Sonuçta ses mi koku mu daha kalıcı, belki de önemli değil. Çünkü bazı anılar kokusuz, bazıları sessiz olmaz. Hafıza dediğimiz şey, bu ikisinin sessiz ittifakında saklıdır.
Birlikte küçük bir test yapalım:
Hafıza Testi: Koku mu, Ses mi?
Şimdi kendinle küçük bir yolculuğa çıkmaya hazır mısın? Gözlerini kapat ve soruları teker teker düşün:
1. Koku Sorusu:
Burnuna ilk gelen kokuyu düşün. Bu koku sana hangi yılı, hangi mevsimi ya da kimi hatırlatıyor?
2. Ses Sorusu:
Kulaklarında canlanan ilk sesi dinle.

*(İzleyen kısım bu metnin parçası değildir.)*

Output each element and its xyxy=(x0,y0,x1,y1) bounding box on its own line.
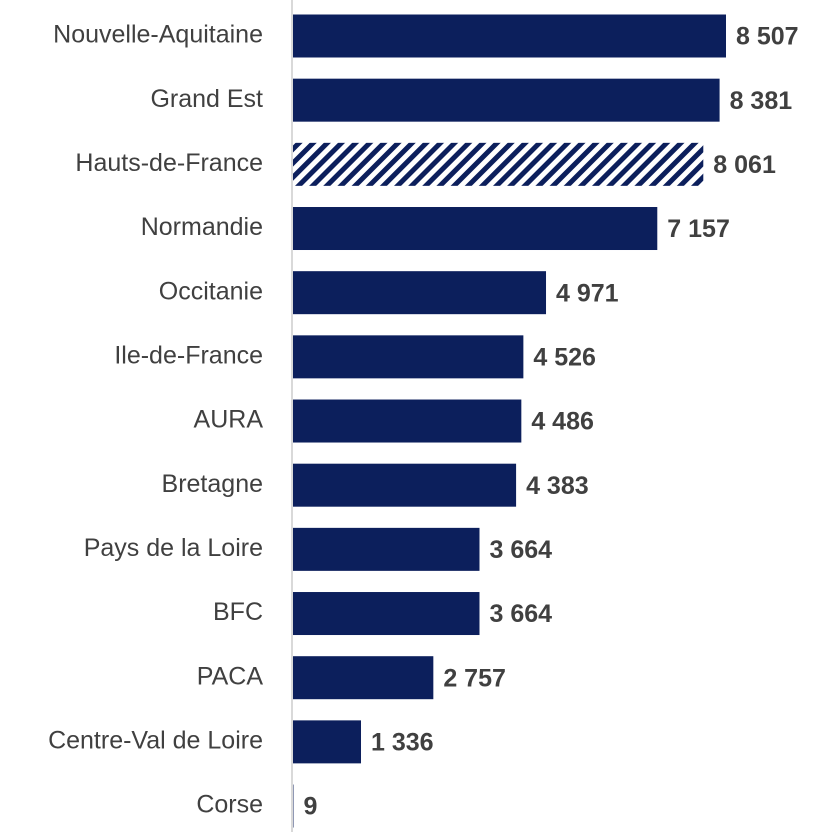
value-label: 8 507 xyxy=(736,23,799,51)
category-label: Centre-Val de Loire xyxy=(48,726,263,754)
bar xyxy=(293,656,434,700)
bar xyxy=(293,142,704,186)
bar xyxy=(293,335,524,379)
bar xyxy=(293,720,362,764)
bar xyxy=(293,271,547,315)
value-label: 7 157 xyxy=(667,215,730,243)
value-label: 9 xyxy=(303,793,317,821)
category-label: Bretagne xyxy=(162,470,263,498)
value-label: 1 336 xyxy=(371,728,434,756)
category-label: Normandie xyxy=(141,213,263,241)
value-label: 3 664 xyxy=(489,600,552,628)
value-label: 4 971 xyxy=(556,279,619,307)
category-label: Hauts-de-France xyxy=(75,149,263,177)
category-label: Ile-de-France xyxy=(114,341,263,369)
category-label: BFC xyxy=(213,598,263,626)
category-label: Nouvelle-Aquitaine xyxy=(53,21,263,49)
category-label: Grand Est xyxy=(150,85,263,113)
value-label: 4 383 xyxy=(526,472,589,500)
category-label: PACA xyxy=(197,662,264,690)
value-label: 4 526 xyxy=(533,343,596,371)
value-label: 8 061 xyxy=(713,151,776,179)
value-label: 4 486 xyxy=(531,408,594,436)
value-label: 3 664 xyxy=(489,536,552,564)
bar xyxy=(293,14,726,58)
bar xyxy=(293,463,517,507)
bar xyxy=(293,527,480,571)
bar xyxy=(293,207,658,251)
bar xyxy=(293,592,480,636)
value-label: 8 381 xyxy=(730,87,793,115)
category-label: Pays de la Loire xyxy=(84,534,263,562)
bar xyxy=(293,78,720,122)
bar xyxy=(293,399,522,443)
category-label: Corse xyxy=(196,791,263,819)
category-label: AURA xyxy=(194,406,264,434)
value-label: 2 757 xyxy=(443,664,506,692)
category-label: Occitanie xyxy=(159,277,263,305)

Bu bir insan sesi mi, bir şarkı mı, yoksa bir ortam gürültüsü mü? Nerede duymuştun?
3. Duygu Sorusu:
Bu koku ve ses, sende daha çok özlem mi uyandırıyor yoksa huzur mu?
4. Karar Sorusu:
Hangisi seni daha hızlı geçmişe götürdü: koku mu, ses mi?
Cevaplarını düşündüğünde, aslında hafızanın hangi kapısından içeri girdiğini göreceksin. Belki de fark edeceksin ki, anılarımızın yarısı burnumuzda, diğer yarısı kulaklarımızda saklı.